Zoonoses - Animal diseases that can infect you

Zoonotic diseases are animal diseases that can infect and cause disease in humans. Anyone working with or handling animals needs to know about zoonoses and the precautions they must take to minimise their risk of infection. Examples of zoonotic diseases are: Hydatids, Q fever, Hendra Virus, Campylobacter and Salmonella.

Hendra Virus can spread from flying foxes to horses and from infected horses to humans causing death. This winter is forecast to be a higher risk season for the north east of NSW. Horse owners are encouraged to vaccinate their horses if they compete or take their horses into Hendra risk areas. For more information read the NSW Department of Primary Industries Primefact Hedra virus.

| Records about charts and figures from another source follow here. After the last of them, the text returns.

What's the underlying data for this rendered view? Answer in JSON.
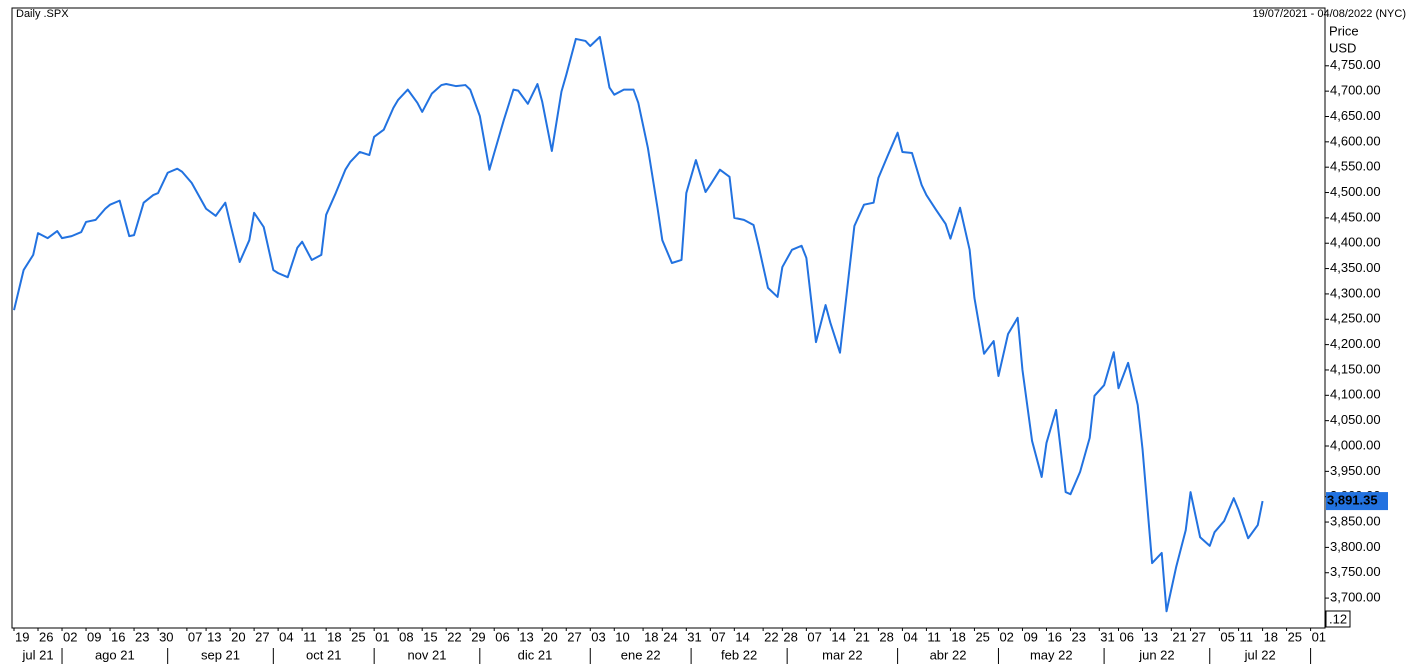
{
  "chart_data": {
    "type": "line",
    "title": "Daily .SPX",
    "subtitle": "19/07/2021 - 04/08/2022 (NYC)",
    "y_axis_label": "Price",
    "y_axis_unit": "USD",
    "last_price_label": "3,891.35",
    "axis_note": ".12",
    "series": [
      {
        "name": ".SPX",
        "color": "#2272e0",
        "x": [
          "2021-07-19",
          "2021-07-21",
          "2021-07-23",
          "2021-07-26",
          "2021-07-28",
          "2021-07-30",
          "2021-08-02",
          "2021-08-04",
          "2021-08-06",
          "2021-08-09",
          "2021-08-11",
          "2021-08-13",
          "2021-08-16",
          "2021-08-18",
          "2021-08-20",
          "2021-08-23",
          "2021-08-25",
          "2021-08-27",
          "2021-08-30",
          "2021-09-01",
          "2021-09-03",
          "2021-09-06",
          "2021-09-08",
          "2021-09-10",
          "2021-09-13",
          "2021-09-15",
          "2021-09-17",
          "2021-09-20",
          "2021-09-22",
          "2021-09-24",
          "2021-09-27",
          "2021-09-29",
          "2021-10-01",
          "2021-10-04",
          "2021-10-06",
          "2021-10-08",
          "2021-10-11",
          "2021-10-13",
          "2021-10-15",
          "2021-10-18",
          "2021-10-20",
          "2021-10-22",
          "2021-10-25",
          "2021-10-27",
          "2021-10-29",
          "2021-11-01",
          "2021-11-03",
          "2021-11-05",
          "2021-11-08",
          "2021-11-10",
          "2021-11-12",
          "2021-11-15",
          "2021-11-17",
          "2021-11-19",
          "2021-11-22",
          "2021-11-24",
          "2021-11-26",
          "2021-11-29",
          "2021-12-01",
          "2021-12-03",
          "2021-12-06",
          "2021-12-08",
          "2021-12-10",
          "2021-12-13",
          "2021-12-15",
          "2021-12-17",
          "2021-12-20",
          "2021-12-22",
          "2021-12-24",
          "2021-12-27",
          "2021-12-29",
          "2021-12-31",
          "2022-01-03",
          "2022-01-05",
          "2022-01-07",
          "2022-01-10",
          "2022-01-12",
          "2022-01-14",
          "2022-01-17",
          "2022-01-19",
          "2022-01-21",
          "2022-01-24",
          "2022-01-26",
          "2022-01-28",
          "2022-01-31",
          "2022-02-02",
          "2022-02-04",
          "2022-02-07",
          "2022-02-09",
          "2022-02-11",
          "2022-02-14",
          "2022-02-16",
          "2022-02-18",
          "2022-02-21",
          "2022-02-23",
          "2022-02-25",
          "2022-02-28",
          "2022-03-02",
          "2022-03-04",
          "2022-03-07",
          "2022-03-09",
          "2022-03-11",
          "2022-03-14",
          "2022-03-16",
          "2022-03-18",
          "2022-03-21",
          "2022-03-23",
          "2022-03-25",
          "2022-03-28",
          "2022-03-30",
          "2022-04-01",
          "2022-04-04",
          "2022-04-06",
          "2022-04-08",
          "2022-04-11",
          "2022-04-13",
          "2022-04-15",
          "2022-04-18",
          "2022-04-20",
          "2022-04-22",
          "2022-04-25",
          "2022-04-27",
          "2022-04-29",
          "2022-05-02",
          "2022-05-04",
          "2022-05-06",
          "2022-05-09",
          "2022-05-11",
          "2022-05-13",
          "2022-05-16",
          "2022-05-18",
          "2022-05-20",
          "2022-05-23",
          "2022-05-25",
          "2022-05-27",
          "2022-05-30",
          "2022-06-01",
          "2022-06-03",
          "2022-06-06",
          "2022-06-08",
          "2022-06-10",
          "2022-06-13",
          "2022-06-15",
          "2022-06-17",
          "2022-06-20",
          "2022-06-22",
          "2022-06-24",
          "2022-06-27",
          "2022-06-29",
          "2022-07-01",
          "2022-07-04",
          "2022-07-06",
          "2022-07-08",
          "2022-07-11",
          "2022-07-13",
          "2022-07-15",
          "2022-07-18"
        ],
        "values": [
          4268,
          4347,
          4377,
          4420,
          4410,
          4424,
          4410,
          4414,
          4422,
          4442,
          4446,
          4468,
          4476,
          4484,
          4414,
          4416,
          4480,
          4495,
          4499,
          4539,
          4547,
          4541,
          4519,
          4485,
          4468,
          4454,
          4480,
          4440,
          4363,
          4406,
          4460,
          4432,
          4347,
          4341,
          4333,
          4391,
          4403,
          4367,
          4377,
          4456,
          4499,
          4545,
          4560,
          4580,
          4574,
          4610,
          4624,
          4667,
          4683,
          4703,
          4677,
          4659,
          4695,
          4712,
          4714,
          4710,
          4712,
          4703,
          4651,
          4545,
          4578,
          4643,
          4703,
          4701,
          4675,
          4714,
          4679,
          4582,
          4699,
          4732,
          4803,
          4799,
          4789,
          4807,
          4707,
          4693,
          4703,
          4703,
          4677,
          4588,
          4470,
          4406,
          4361,
          4367,
          4499,
          4564,
          4501,
          4515,
          4545,
          4531,
          4450,
          4446,
          4436,
          4397,
          4312,
          4294,
          4353,
          4387,
          4395,
          4371,
          4205,
          4278,
          4243,
          4184,
          4351,
          4434,
          4476,
          4480,
          4529,
          4574,
          4618,
          4580,
          4578,
          4515,
          4495,
          4466,
          4438,
          4409,
          4470,
          4387,
          4292,
          4182,
          4207,
          4138,
          4221,
          4253,
          4150,
          4010,
          3939,
          4006,
          4071,
          3909,
          3905,
          3949,
          4016,
          4099,
          4120,
          4185,
          4114,
          4164,
          4081,
          3994,
          3769,
          3789,
          3674,
          3761,
          3834,
          3909,
          3820,
          3803,
          3830,
          3852,
          3897,
          3874,
          3818,
          3844,
          3891.35
        ]
      }
    ],
    "xlim": [
      "2021-07-19",
      "2022-08-04"
    ],
    "ylim": [
      3641,
      4864
    ],
    "yticks": [
      {
        "value": 3700,
        "label": "3,700.00"
      },
      {
        "value": 3750,
        "label": "3,750.00"
      },
      {
        "value": 3800,
        "label": "3,800.00"
      },
      {
        "value": 3850,
        "label": "3,850.00"
      },
      {
        "value": 3900,
        "label": "3,900.00"
      },
      {
        "value": 3950,
        "label": "3,950.00"
      },
      {
        "value": 4000,
        "label": "4,000.00"
      },
      {
        "value": 4050,
        "label": "4,050.00"
      },
      {
        "value": 4100,
        "label": "4,100.00"
      },
      {
        "value": 4150,
        "label": "4,150.00"
      },
      {
        "value": 4200,
        "label": "4,200.00"
      },
      {
        "value": 4250,
        "label": "4,250.00"
      },
      {
        "value": 4300,
        "label": "4,300.00"
      },
      {
        "value": 4350,
        "label": "4,350.00"
      },
      {
        "value": 4400,
        "label": "4,400.00"
      },
      {
        "value": 4450,
        "label": "4,450.00"
      },
      {
        "value": 4500,
        "label": "4,500.00"
      },
      {
        "value": 4550,
        "label": "4,550.00"
      },
      {
        "value": 4600,
        "label": "4,600.00"
      },
      {
        "value": 4650,
        "label": "4,650.00"
      },
      {
        "value": 4700,
        "label": "4,700.00"
      },
      {
        "value": 4750,
        "label": "4,750.00"
      }
    ],
    "xticks": [
      {
        "value": "2021-07-19",
        "label": "19"
      },
      {
        "value": "2021-07-26",
        "label": "26"
      },
      {
        "value": "2021-08-02",
        "label": "02"
      },
      {
        "value": "2021-08-09",
        "label": "09"
      },
      {
        "value": "2021-08-16",
        "label": "16"
      },
      {
        "value": "2021-08-23",
        "label": "23"
      },
      {
        "value": "2021-08-30",
        "label": "30"
      },
      {
        "value": "2021-09-07",
        "label": "07"
      },
      {
        "value": "2021-09-13",
        "label": "13"
      },
      {
        "value": "2021-09-20",
        "label": "20"
      },
      {
        "value": "2021-09-27",
        "label": "27"
      },
      {
        "value": "2021-10-04",
        "label": "04"
      },
      {
        "value": "2021-10-11",
        "label": "11"
      },
      {
        "value": "2021-10-18",
        "label": "18"
      },
      {
        "value": "2021-10-25",
        "label": "25"
      },
      {
        "value": "2021-11-01",
        "label": "01"
      },
      {
        "value": "2021-11-08",
        "label": "08"
      },
      {
        "value": "2021-11-15",
        "label": "15"
      },
      {
        "value": "2021-11-22",
        "label": "22"
      },
      {
        "value": "2021-11-29",
        "label": "29"
      },
      {
        "value": "2021-12-06",
        "label": "06"
      },
      {
        "value": "2021-12-13",
        "label": "13"
      },
      {
        "value": "2021-12-20",
        "label": "20"
      },
      {
        "value": "2021-12-27",
        "label": "27"
      },
      {
        "value": "2022-01-03",
        "label": "03"
      },
      {
        "value": "2022-01-10",
        "label": "10"
      },
      {
        "value": "2022-01-18",
        "label": "18"
      },
      {
        "value": "2022-01-24",
        "label": "24"
      },
      {
        "value": "2022-01-31",
        "label": "31"
      },
      {
        "value": "2022-02-07",
        "label": "07"
      },
      {
        "value": "2022-02-14",
        "label": "14"
      },
      {
        "value": "2022-02-22",
        "label": "22"
      },
      {
        "value": "2022-02-28",
        "label": "28"
      },
      {
        "value": "2022-03-07",
        "label": "07"
      },
      {
        "value": "2022-03-14",
        "label": "14"
      },
      {
        "value": "2022-03-21",
        "label": "21"
      },
      {
        "value": "2022-03-28",
        "label": "28"
      },
      {
        "value": "2022-04-04",
        "label": "04"
      },
      {
        "value": "2022-04-11",
        "label": "11"
      },
      {
        "value": "2022-04-18",
        "label": "18"
      },
      {
        "value": "2022-04-25",
        "label": "25"
      },
      {
        "value": "2022-05-02",
        "label": "02"
      },
      {
        "value": "2022-05-09",
        "label": "09"
      },
      {
        "value": "2022-05-16",
        "label": "16"
      },
      {
        "value": "2022-05-23",
        "label": "23"
      },
      {
        "value": "2022-05-31",
        "label": "31"
      },
      {
        "value": "2022-06-06",
        "label": "06"
      },
      {
        "value": "2022-06-13",
        "label": "13"
      },
      {
        "value": "2022-06-21",
        "label": "21"
      },
      {
        "value": "2022-06-27",
        "label": "27"
      },
      {
        "value": "2022-07-05",
        "label": "05"
      },
      {
        "value": "2022-07-11",
        "label": "11"
      },
      {
        "value": "2022-07-18",
        "label": "18"
      },
      {
        "value": "2022-07-25",
        "label": "25"
      },
      {
        "value": "2022-08-01",
        "label": "01"
      }
    ],
    "xmonths": [
      {
        "value": "2021-07",
        "label": "jul 21"
      },
      {
        "value": "2021-08",
        "label": "ago 21"
      },
      {
        "value": "2021-09",
        "label": "sep 21"
      },
      {
        "value": "2021-10",
        "label": "oct 21"
      },
      {
        "value": "2021-11",
        "label": "nov 21"
      },
      {
        "value": "2021-12",
        "label": "dic 21"
      },
      {
        "value": "2022-01",
        "label": "ene 22"
      },
      {
        "value": "2022-02",
        "label": "feb 22"
      },
      {
        "value": "2022-03",
        "label": "mar 22"
      },
      {
        "value": "2022-04",
        "label": "abr 22"
      },
      {
        "value": "2022-05",
        "label": "may 22"
      },
      {
        "value": "2022-06",
        "label": "jun 22"
      },
      {
        "value": "2022-07",
        "label": "jul 22"
      }
    ],
    "grid": false
  }
}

People who have close contact with large numbers of animals such as farmers, abattoir workers, shearers, knackery workers and veterinarians are at a higher risk of contracting a zoonotic disease.

Members of the wider community are also at risk from those zoonoses that can be transmitted by family pets. People are exposed to the bacteria, protozoa, fungi, viruses and parasites that cause zoonoses in a number of ways.

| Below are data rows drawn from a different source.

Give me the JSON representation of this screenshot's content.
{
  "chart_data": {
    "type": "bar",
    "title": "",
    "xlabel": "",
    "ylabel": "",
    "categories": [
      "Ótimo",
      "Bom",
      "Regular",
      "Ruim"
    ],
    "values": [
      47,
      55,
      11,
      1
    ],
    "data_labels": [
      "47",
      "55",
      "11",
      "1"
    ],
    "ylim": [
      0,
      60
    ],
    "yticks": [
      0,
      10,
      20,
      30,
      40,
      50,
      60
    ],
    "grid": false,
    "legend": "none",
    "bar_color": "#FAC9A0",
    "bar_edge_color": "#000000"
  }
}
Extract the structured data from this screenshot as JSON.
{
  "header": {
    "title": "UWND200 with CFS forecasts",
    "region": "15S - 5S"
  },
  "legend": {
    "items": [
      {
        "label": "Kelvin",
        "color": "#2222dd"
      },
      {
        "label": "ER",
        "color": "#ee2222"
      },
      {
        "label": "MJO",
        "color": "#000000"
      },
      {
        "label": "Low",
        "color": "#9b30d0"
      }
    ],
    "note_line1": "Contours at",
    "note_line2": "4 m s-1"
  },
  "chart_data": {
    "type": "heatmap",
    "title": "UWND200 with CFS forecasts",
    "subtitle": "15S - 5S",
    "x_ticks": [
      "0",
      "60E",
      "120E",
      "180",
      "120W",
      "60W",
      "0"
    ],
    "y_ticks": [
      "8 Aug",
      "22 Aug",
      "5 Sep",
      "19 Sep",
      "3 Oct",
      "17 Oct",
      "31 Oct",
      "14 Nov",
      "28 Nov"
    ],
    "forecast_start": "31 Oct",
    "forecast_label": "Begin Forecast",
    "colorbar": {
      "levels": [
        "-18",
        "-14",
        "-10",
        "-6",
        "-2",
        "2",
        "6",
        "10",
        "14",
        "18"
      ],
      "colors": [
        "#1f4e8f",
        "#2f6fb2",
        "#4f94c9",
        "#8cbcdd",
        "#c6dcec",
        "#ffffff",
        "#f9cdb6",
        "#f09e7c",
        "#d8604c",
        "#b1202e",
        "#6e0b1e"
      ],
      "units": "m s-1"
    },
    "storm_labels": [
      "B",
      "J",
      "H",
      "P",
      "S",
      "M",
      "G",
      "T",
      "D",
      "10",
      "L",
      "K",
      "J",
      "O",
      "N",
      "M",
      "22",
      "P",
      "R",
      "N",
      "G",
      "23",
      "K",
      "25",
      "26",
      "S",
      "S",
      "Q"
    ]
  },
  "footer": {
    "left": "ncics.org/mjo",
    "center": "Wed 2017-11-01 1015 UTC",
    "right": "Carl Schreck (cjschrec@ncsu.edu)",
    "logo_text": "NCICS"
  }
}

Some people are more susceptible to contracting a zoonotic disease due to their immune status, for example those people who are on immunosuppressive treatment, pregnant women, alcoholics and diabetics.

It is important to realise that zoonoses may be contracted from both ill and apparently healthy animals. The highest risk is from:

  • faeces
  • urine
  • birth fluids
  • eating raw eggs, milk and meat.

Contact with zoonotic disease agents is preventable by taking several basic precautions including:

  • washing hands well with soapy water after handling animals and before you eat
  • always prepare the meat you eat safely and cook it well
  • do not drink unpasteurised milk.
  • provide prompt and effective first aid treatment to cuts and scratches, and keep them covered
  • use personal protective equipment to match the task e.g. overalls, gloves, boots, goggles, aprons, masks
  • de-worm your farm dogs every 3 months against round worms and every 6 weeks against hydatids in high risk situations. Do not allow dogs to feed on offal
  • control rodents, feral cats and pigs
  • ensure you, at risk family members and staff are vaccinated against Q fever
  • horse owners should consider vaccinating their horse against Hendra virus.